Mourners at the Dutch monument were surrounded by 298 trees -- one was planted for each victim -- and sunflowers grown from seeds from the Ukrainian fields where the wreckage fell.
In Malaysia's capital, Kuala Lumpur, relatives of the Malaysians on board lit five large white candles to mark the anniversary and observed a minute of silence at a ceremony jointly organized by the Australian and Dutch embassies that featured 298 sunflowers.
Investigators from the Dutch-led Joint Investigative Team have concluded that a Russian military brigade transported a Buk missile system to and from Ukraine, across the border with Russia.

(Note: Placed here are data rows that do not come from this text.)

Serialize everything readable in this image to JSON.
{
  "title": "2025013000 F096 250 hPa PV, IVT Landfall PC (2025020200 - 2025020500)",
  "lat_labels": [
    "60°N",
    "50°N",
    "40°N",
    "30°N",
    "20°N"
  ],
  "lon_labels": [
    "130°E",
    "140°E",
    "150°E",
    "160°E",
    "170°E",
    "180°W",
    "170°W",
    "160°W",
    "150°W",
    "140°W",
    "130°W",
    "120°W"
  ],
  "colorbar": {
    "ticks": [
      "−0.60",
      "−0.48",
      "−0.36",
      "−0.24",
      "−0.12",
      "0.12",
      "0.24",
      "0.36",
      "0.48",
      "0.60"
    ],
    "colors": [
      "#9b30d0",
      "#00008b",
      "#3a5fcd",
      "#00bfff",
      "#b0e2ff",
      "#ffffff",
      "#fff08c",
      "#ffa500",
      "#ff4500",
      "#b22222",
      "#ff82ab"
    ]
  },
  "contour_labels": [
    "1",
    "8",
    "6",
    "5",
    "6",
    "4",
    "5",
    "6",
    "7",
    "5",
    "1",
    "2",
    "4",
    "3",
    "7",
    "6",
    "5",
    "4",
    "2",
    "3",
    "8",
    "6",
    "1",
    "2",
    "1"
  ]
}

In June, the team accused three Russians with military and intelligence backgrounds and a Ukrainian man with no prior military experience. Those included Igor Girkin, a retired colonel from Russia's main intelligence agency, the Federal Security Service (FSB). He has dismissed the accusations.
The four are scheduled to be put on trial for murder in the Netherlands starting in March 2020, though all are believed to be in Russia and are unlikely to be extradited.

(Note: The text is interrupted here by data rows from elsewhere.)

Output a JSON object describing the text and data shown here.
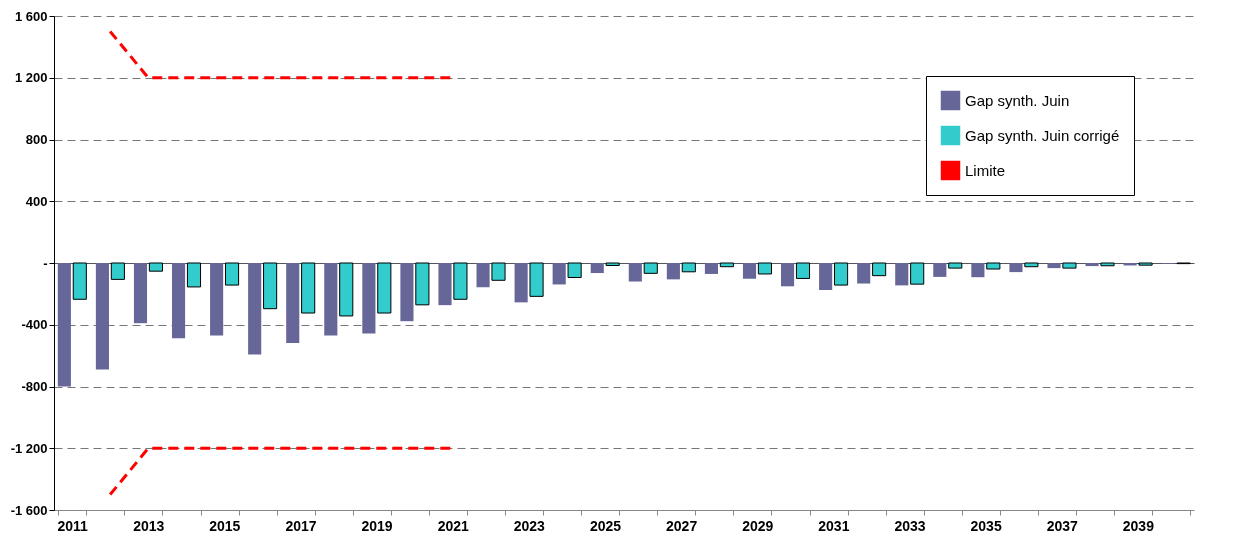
{
  "chart_data": {
    "type": "bar",
    "categories": [
      "2011",
      null,
      "2013",
      null,
      "2015",
      null,
      "2017",
      null,
      "2019",
      null,
      "2021",
      null,
      "2023",
      null,
      "2025",
      null,
      "2027",
      null,
      "2029",
      null,
      "2031",
      null,
      "2033",
      null,
      "2035",
      null,
      "2037",
      null,
      "2039",
      null
    ],
    "series": [
      {
        "name": "Gap synth. Juin",
        "color": "#666699",
        "values": [
          -800,
          -690,
          -390,
          -488,
          -469,
          -592,
          -518,
          -469,
          -457,
          -377,
          -273,
          -157,
          -255,
          -139,
          -65,
          -120,
          -106,
          -71,
          -102,
          -151,
          -175,
          -133,
          -145,
          -90,
          -92,
          -59,
          -33,
          -20,
          -16,
          -6
        ]
      },
      {
        "name": "Gap synth. Juin corrigé",
        "color": "#33cccc",
        "values": [
          -235,
          -106,
          -53,
          -155,
          -143,
          -296,
          -324,
          -343,
          -324,
          -271,
          -235,
          -112,
          -216,
          -94,
          -16,
          -67,
          -57,
          -24,
          -71,
          -100,
          -143,
          -82,
          -137,
          -33,
          -39,
          -24,
          -33,
          -18,
          -14,
          -4
        ]
      },
      {
        "name": "Limite",
        "type": "line",
        "color": "#ff0000",
        "line_style": "dashed",
        "values": [
          null,
          1500,
          1200,
          1200,
          1200,
          1200,
          1200,
          1200,
          1200,
          1200,
          1200,
          null,
          null,
          null,
          null,
          null,
          null,
          null,
          null,
          null,
          null,
          null,
          null,
          null,
          null,
          null,
          null,
          null,
          null,
          null
        ]
      },
      {
        "type": "line",
        "color": "#ff0000",
        "line_style": "dashed",
        "values": [
          null,
          -1500,
          -1200,
          -1200,
          -1200,
          -1200,
          -1200,
          -1200,
          -1200,
          -1200,
          -1200,
          null,
          null,
          null,
          null,
          null,
          null,
          null,
          null,
          null,
          null,
          null,
          null,
          null,
          null,
          null,
          null,
          null,
          null,
          null
        ]
      }
    ],
    "ylim": [
      -1600,
      1600
    ],
    "yticks": [
      {
        "value": -1600,
        "label": "-1 600"
      },
      {
        "value": -1200,
        "label": "-1 200"
      },
      -800,
      -400,
      {
        "value": 0,
        "label": "-"
      },
      400,
      800,
      {
        "value": 1200,
        "label": "1 200"
      },
      {
        "value": 1600,
        "label": "1 600"
      }
    ],
    "grid": "y",
    "legend": "top right",
    "marker": "none"
  }
}
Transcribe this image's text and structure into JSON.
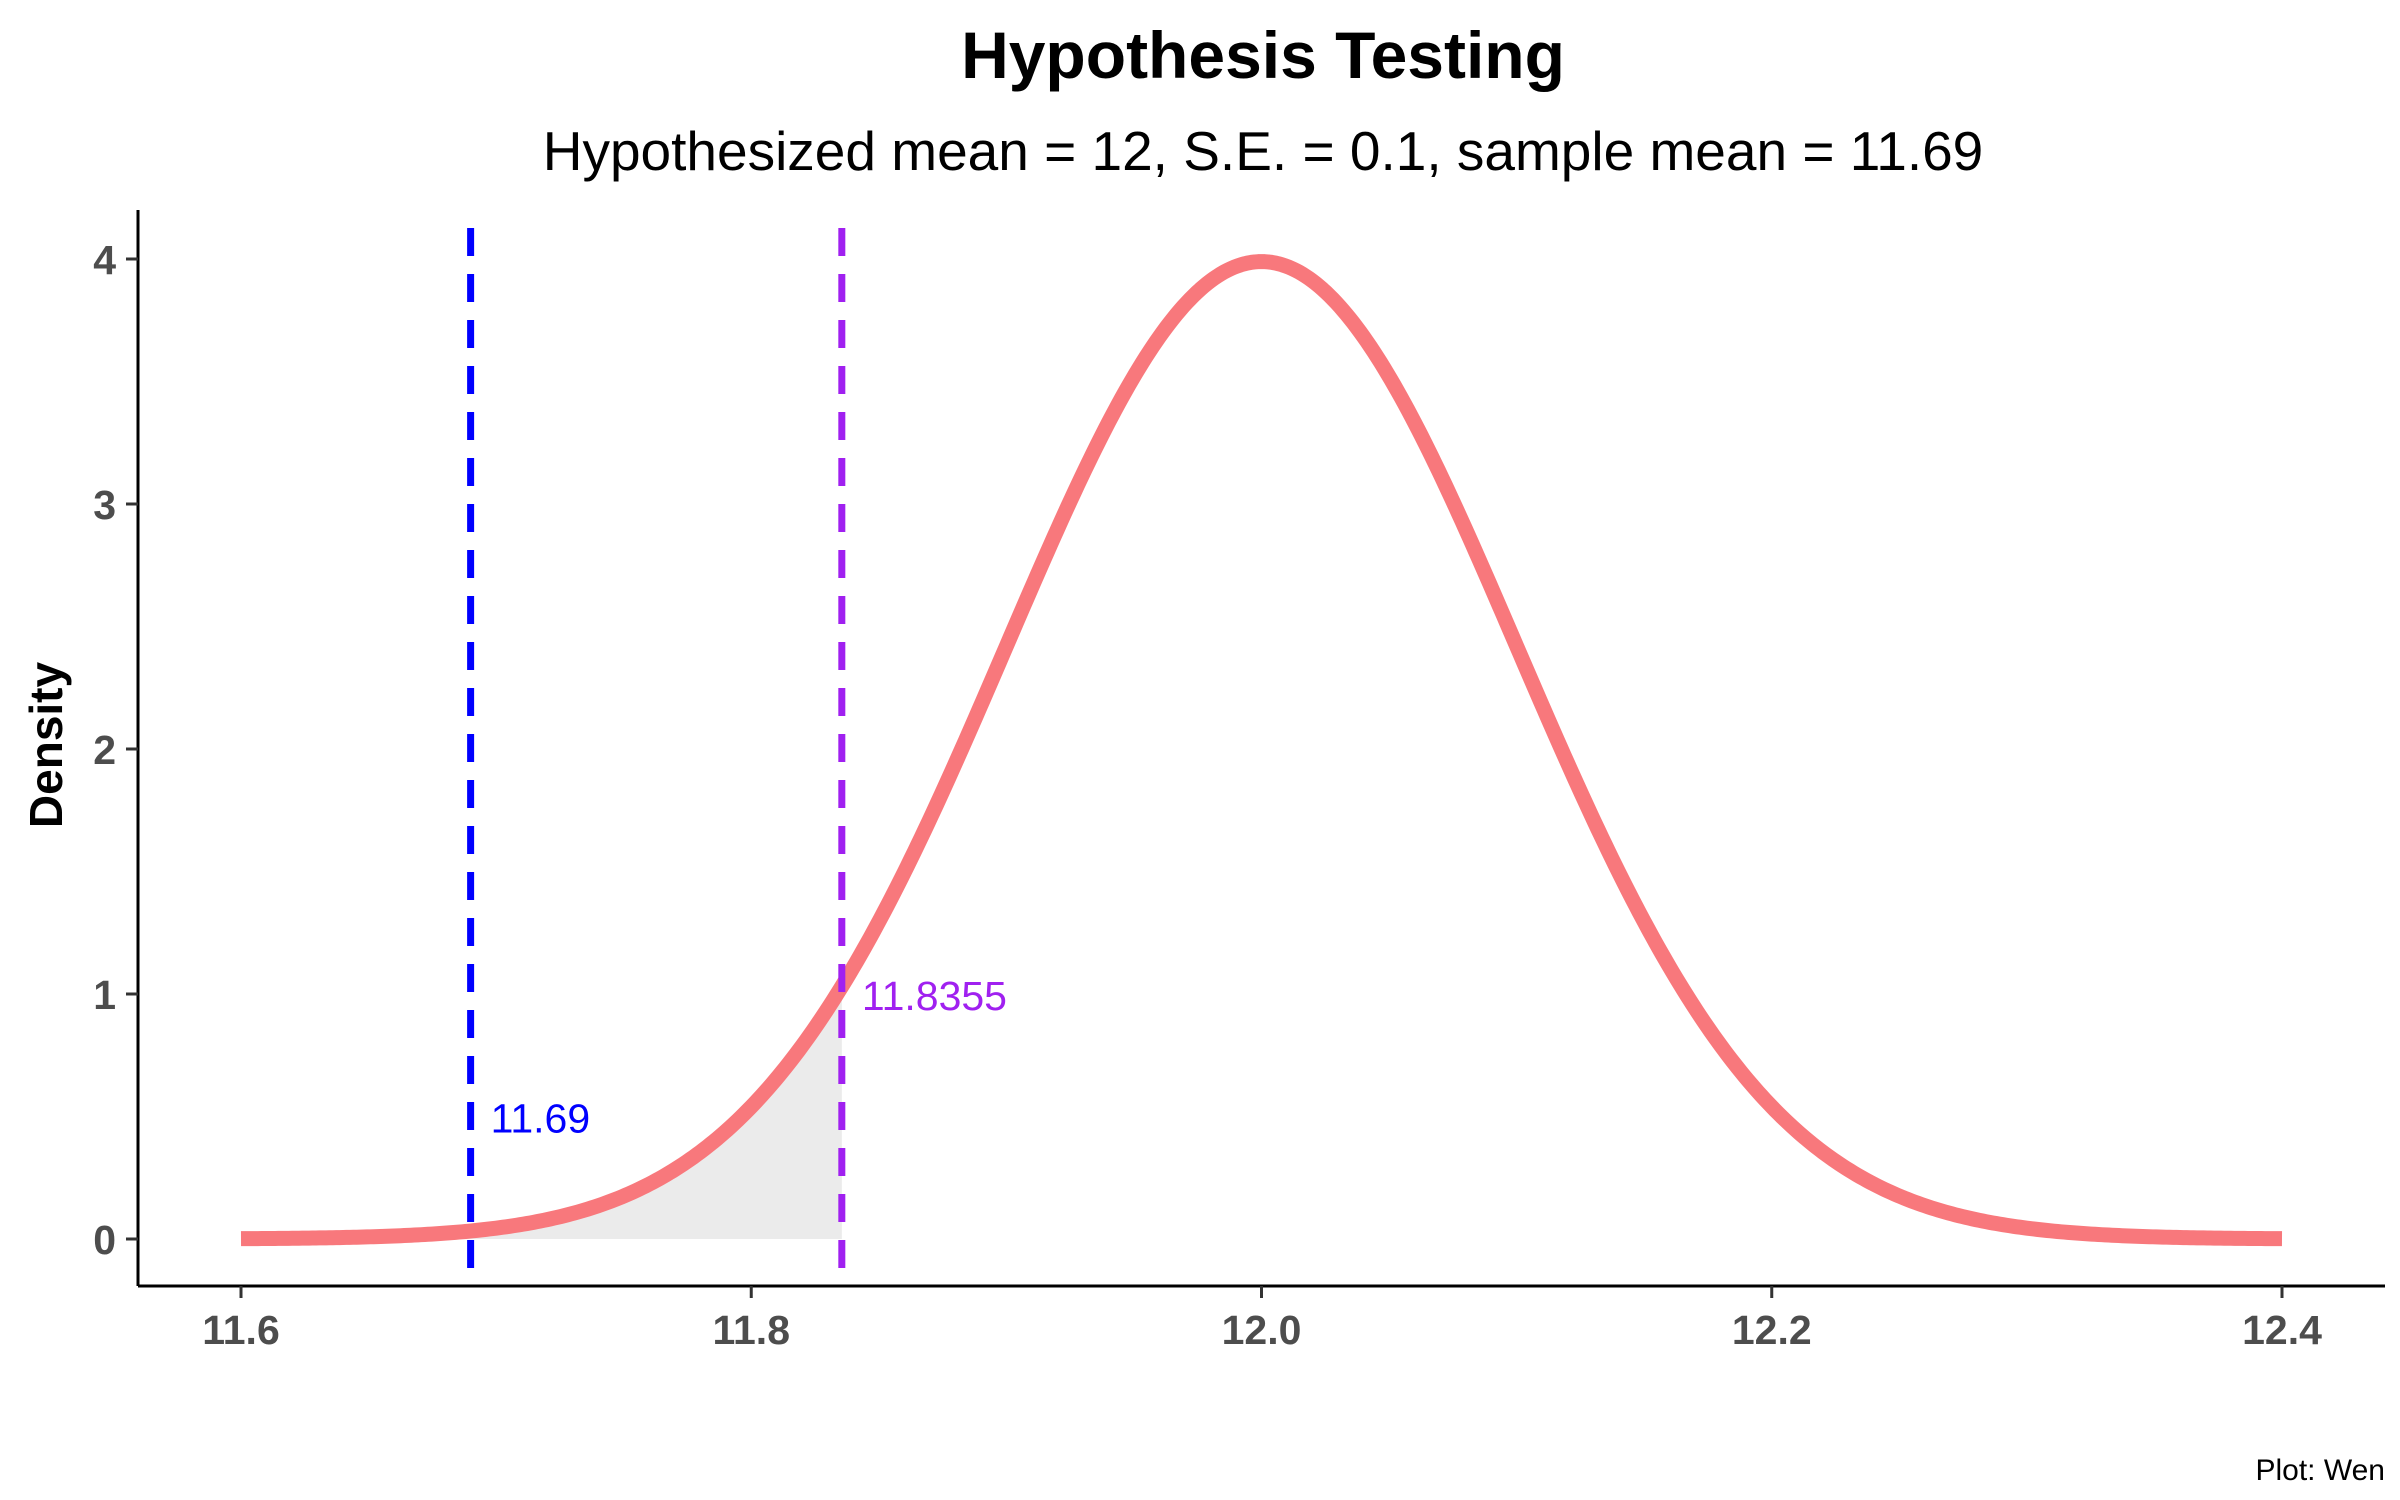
{
  "chart_data": {
    "type": "area",
    "title": "Hypothesis Testing",
    "subtitle": "Hypothesized mean = 12, S.E. = 0.1, sample mean = 11.69",
    "xlabel": "",
    "ylabel": "Density",
    "caption": "Plot: Wen",
    "xlim": [
      11.6,
      12.4
    ],
    "ylim": [
      0,
      4
    ],
    "x_ticks": [
      11.6,
      11.8,
      12.0,
      12.2,
      12.4
    ],
    "x_tick_labels": [
      "11.6",
      "11.8",
      "12.0",
      "12.2",
      "12.4"
    ],
    "y_ticks": [
      0,
      1,
      2,
      3,
      4
    ],
    "y_tick_labels": [
      "0",
      "1",
      "2",
      "3",
      "4"
    ],
    "grid": false,
    "distribution": {
      "kind": "normal",
      "mean": 12,
      "sd": 0.1,
      "color": "#F8787C"
    },
    "shaded_region": {
      "from": 11.6,
      "to": 11.8355,
      "color": "#EBEBEB"
    },
    "reference_lines": [
      {
        "x": 11.69,
        "label": "11.69",
        "color": "#0000FF",
        "style": "dashed"
      },
      {
        "x": 11.8355,
        "label": "11.8355",
        "color": "#A020F0",
        "style": "dashed"
      }
    ],
    "annotations": [
      {
        "text": "11.69",
        "x": 11.69,
        "y": 0.5,
        "color": "#0000FF"
      },
      {
        "text": "11.8355",
        "x": 11.8355,
        "y": 1.0,
        "color": "#A020F0"
      }
    ]
  }
}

In London, British Foreign Secretary Jeremy Hunt paid tribute to the victims on July 17 and announced that Britain will offer financial support for the establishment of a special criminal court in the Netherlands that will hear the trial of the four suspects.

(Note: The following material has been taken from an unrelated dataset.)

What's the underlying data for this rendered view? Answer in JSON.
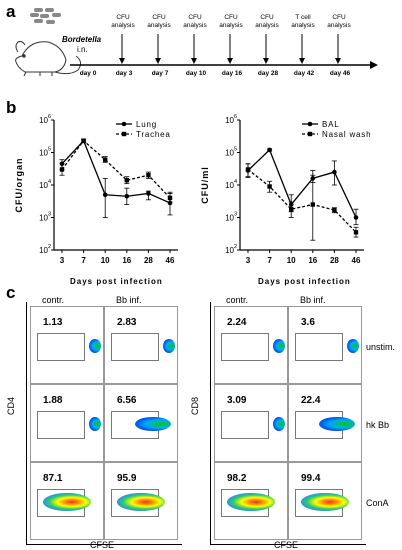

Moscow has repeatedly denied any involvement.
On the eve of the anniversary, George Kent, a top official at the U.S. State Department, pointedly blamed Moscow.
"Russia set the stage for the shootdown of MH17 by financing, organizing and leading proxies in eastern Ukraine," Kent said, speaking in Washington.
"Russia continues to deny the presence of its forces and materiel" in non-government-controlled parts of Ukraine, he said.
U.S. State Department spokeswoman Morgan Ortagus called on Moscow "to ensure that individuals currently in Russia who were indicted by Dutch prosecutors in June will face justice."
Western countries imposed economic sanctions on Russia after the incident, which came three months after full-scale fighting broke out in eastern Ukraine.
Infographic: MH17 By The Numbers (click to view)
Dutch prosecutors might get to question a possible witness after Ukrainian special forces on June 27 apprehended a Ukrainian man who was allied with separatists and who oversaw an air-defense unit in a town near where the jet came down.
Volodymyr Tsemakh's lawyer and his daughter have confirmed his arrest, and told Ukrainian media he had been charged with terrorism.
TV footage obtained by Current Time, the Russian-language network led by RFE/RL in cooperation with VOA, showed Tsemakh claiming that he was in charge of an antiaircraft unit and that he helped hide the missile system in July 2014.
He also shows the interviewer where the civilian airliner fell.
Also on July 17, an official with the Ukrainian Security Service (SBU) identified a man who worked as the driver of the truck that transported the Buk missile.
Vitaliy Mayakov, deputy chief of the SBU's Main Investigation Department, told reporters that the man had been detained, and convicted on terrorism charges in 2017. He did not identify the man.
Asked why officials waited two years to announce the arrest, Mayakov said the information had been classified for security purposes.
Despite Russia's repeated denials, open-source researchers and reporters have turned up substantial evidence bolstering the Dutch investigative team's finding about Russian involvement.
In the hours after the plane's wreckage fell over a wide area in eastern Ukraine on July 17, 2014, Russian media, along with Moscow-controlled media in the parts of eastern Ukraine controlled by separatist forces, reported that separatists claimed to have downed a Ukrainian military plane around the same time when MH17 was destroyed.